Ye’s participation in the Wellness Council is largely accredited to his interest in health and well-being in general. “In seventh grade, I tried really hard to get really healthy and fit,” Ye said. “I guess that’s when I started searching up a lot of [health] articles online.”
Exploring different health initiatives has been a topic that interested Ye for a while.
“Based on what I’ve research so far, I think health culture is biased,” Ye said. Compared to the volatile worlds of politics and economics, the actual idea of good health does not shift easily. However, because it is often set aside as a minor priority, more powerful political ideals often taint its interpretation.
An example he provided was Michelle Obama’s anti-obesity campaign she avidly promoted in 2010. “Originally, it was a campaign against sugar,” Ye explained. “After she started being sponsored by some obviously biased corporations, like Wal-Mart, the campaign changed simply into a campaign for exercise. This is an example of how the corruption in the real world can shift the society’s views for health.”
Ye believes that this corruption cannot be easily pushed aside. When asked how he sees the purpose of the Wellness Council, Ye simply said, “We stand for wellness initiatives.”
Wellness, a term repeatedly emphasized in junior health classes, has a meaning that extends far beyond the dictionary definition of simply “being in a state of good health.”
“Wellness is taking care of your body, so that it can function as well as possible,” Mavromatis explained. “It’s just making sure that when you push yourself, you won’t collapse altogether.”
It’s important to mention that this does not mean there is a standard health protocol. Ye said, “It’s all about having your body feel better in the long run by properly taking care of it.” Wellness is more personal in that it emphasizes striving towards the highest potential of health that an individual can realistically achieve.
For instance, having a chronic disease does not automatically make you “unwell.” Different definitions of health may not be applicable to specific individuals, who are only concerned with their own measures of well-being.
But even so, to achieve this, everyone has to recognize the importance of health and understand how to improve it. This is the Wellness Council’s place in the student body.
Starting the next school year, Ye has big dreams for the club. “Recently, I’ve been trying to change the Wellness Council,” Ye explained. “I’ve tried to get more members engaged.”
The Wellness Council is currently a small club, and Mavromatis believes it’s because there was a lack of initiative from the very beginning. “It was often difficult to think of events that students would care about and even more difficult to pull them off,” she said. “But I’m confident that going forward, the club will grow, especially with Jerry at the helm, and now that we’ve built some degree of experience and I guess trustworthiness.”
She’s right.
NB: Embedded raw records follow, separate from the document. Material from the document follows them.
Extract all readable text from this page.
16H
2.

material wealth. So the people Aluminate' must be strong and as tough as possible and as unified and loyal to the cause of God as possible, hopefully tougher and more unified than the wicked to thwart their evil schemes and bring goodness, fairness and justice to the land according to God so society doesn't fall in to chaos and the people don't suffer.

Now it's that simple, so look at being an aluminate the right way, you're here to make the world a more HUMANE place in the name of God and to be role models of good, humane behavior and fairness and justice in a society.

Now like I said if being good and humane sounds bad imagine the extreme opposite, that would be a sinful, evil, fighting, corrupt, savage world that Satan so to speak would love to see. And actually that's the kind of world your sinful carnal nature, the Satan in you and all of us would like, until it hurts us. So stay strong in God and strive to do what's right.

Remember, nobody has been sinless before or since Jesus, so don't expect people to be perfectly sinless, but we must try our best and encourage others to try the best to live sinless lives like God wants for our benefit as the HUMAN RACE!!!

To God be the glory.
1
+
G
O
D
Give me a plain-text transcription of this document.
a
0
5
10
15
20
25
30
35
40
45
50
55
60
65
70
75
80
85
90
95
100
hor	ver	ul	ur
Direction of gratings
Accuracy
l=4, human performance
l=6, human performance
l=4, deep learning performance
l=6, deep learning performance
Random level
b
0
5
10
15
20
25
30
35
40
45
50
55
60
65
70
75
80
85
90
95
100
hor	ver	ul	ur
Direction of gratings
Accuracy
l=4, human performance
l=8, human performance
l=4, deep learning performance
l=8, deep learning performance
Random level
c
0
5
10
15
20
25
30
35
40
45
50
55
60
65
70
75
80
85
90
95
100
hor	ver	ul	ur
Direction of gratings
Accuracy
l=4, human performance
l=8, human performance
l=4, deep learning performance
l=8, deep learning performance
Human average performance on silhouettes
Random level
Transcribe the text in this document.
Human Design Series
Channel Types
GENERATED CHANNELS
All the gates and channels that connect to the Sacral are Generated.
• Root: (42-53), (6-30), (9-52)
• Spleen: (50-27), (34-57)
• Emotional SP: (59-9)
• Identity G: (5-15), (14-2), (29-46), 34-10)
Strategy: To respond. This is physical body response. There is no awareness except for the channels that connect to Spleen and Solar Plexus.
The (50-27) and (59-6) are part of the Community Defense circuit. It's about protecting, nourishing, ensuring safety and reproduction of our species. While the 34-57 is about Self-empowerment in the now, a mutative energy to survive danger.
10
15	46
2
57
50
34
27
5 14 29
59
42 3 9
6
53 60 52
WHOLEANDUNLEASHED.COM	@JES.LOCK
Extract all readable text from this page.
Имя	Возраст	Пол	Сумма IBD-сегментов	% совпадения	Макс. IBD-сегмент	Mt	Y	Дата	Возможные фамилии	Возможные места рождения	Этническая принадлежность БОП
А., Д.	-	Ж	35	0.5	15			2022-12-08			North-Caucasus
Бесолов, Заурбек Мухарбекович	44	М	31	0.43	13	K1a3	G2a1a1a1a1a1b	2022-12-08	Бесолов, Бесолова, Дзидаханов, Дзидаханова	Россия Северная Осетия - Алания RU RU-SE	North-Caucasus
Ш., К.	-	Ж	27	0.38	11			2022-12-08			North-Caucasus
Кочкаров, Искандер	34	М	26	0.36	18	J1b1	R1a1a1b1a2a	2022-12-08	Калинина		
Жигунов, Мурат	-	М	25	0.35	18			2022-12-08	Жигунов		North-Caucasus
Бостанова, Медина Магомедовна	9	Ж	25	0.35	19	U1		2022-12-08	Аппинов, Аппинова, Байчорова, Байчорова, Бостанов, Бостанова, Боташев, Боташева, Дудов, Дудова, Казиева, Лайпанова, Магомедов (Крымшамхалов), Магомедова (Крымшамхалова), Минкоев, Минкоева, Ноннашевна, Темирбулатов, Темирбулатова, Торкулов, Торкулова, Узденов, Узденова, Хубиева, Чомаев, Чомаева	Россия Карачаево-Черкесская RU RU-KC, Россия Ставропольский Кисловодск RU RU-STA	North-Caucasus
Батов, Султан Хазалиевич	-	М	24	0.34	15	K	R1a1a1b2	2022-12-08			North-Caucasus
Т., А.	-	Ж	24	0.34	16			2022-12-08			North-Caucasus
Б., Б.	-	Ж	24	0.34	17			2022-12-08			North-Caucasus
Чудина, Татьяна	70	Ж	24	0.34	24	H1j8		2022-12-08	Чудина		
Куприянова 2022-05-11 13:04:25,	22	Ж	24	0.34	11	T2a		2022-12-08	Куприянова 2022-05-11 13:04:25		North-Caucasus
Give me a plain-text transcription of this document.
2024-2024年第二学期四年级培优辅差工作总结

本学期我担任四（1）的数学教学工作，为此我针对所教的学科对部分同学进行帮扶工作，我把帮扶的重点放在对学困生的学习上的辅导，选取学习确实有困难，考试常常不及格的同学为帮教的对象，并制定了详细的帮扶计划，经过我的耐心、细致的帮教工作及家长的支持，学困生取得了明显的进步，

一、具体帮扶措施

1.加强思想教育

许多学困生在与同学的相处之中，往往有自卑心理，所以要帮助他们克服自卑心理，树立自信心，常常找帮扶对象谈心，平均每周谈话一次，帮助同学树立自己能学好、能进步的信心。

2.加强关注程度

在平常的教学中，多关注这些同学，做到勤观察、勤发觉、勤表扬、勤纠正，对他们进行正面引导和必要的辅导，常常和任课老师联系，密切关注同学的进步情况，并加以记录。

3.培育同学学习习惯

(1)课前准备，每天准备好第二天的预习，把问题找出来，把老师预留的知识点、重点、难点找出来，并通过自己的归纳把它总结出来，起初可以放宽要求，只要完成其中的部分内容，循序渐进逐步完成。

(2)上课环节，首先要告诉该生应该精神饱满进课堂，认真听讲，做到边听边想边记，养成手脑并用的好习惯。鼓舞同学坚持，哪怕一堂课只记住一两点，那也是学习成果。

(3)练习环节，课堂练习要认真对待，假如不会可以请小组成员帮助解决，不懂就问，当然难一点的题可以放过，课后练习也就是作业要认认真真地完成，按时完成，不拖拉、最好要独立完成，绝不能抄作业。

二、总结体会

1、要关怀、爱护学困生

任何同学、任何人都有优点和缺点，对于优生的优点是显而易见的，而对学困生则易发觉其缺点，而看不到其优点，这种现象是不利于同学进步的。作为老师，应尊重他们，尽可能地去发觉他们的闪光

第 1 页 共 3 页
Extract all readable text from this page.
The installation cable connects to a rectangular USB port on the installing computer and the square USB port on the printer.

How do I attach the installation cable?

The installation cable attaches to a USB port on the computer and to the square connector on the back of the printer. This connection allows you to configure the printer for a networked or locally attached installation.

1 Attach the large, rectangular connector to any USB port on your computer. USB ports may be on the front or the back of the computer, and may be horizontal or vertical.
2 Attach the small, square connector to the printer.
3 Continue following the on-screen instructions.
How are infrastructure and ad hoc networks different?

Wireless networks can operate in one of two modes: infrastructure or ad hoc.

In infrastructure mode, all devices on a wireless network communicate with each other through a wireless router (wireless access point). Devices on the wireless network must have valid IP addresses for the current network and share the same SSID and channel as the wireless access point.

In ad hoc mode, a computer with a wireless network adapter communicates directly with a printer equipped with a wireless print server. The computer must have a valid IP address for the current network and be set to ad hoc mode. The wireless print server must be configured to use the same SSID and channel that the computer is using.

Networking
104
Ye already has plans. He wants to first separate the club into multiple departments that more people can register for.
Another idea he has is to start publishing a school-wide health newsletter. Led by the writing department, the newsletter will feature articles that promote well-being and tips for being healthy. “Examples of articles would be nutritious tips. Like, in our society, a large proportion of what we ingest is sugar. It’s way higher than it should be,” Ye said. “Or the idea that fat has been villainized, even though it is not as big of a villain as it may seem. It’s just that corporate markets make them out to be the villain.”
To have it reach a larger general Stuyvesant community, Ye is considering to either partner up with a school publication or create their own.“My vision for it is to be able to constantly pump out newsletters featuring 3-5 articles each issue,” Ye said.
With the seniors’ support, Ye is confident that they can turn the Wellness Council’s inactivity around. “We have even more plans for the rest of the school year,” Ye said. “And I’m really looking forward to implementing them.”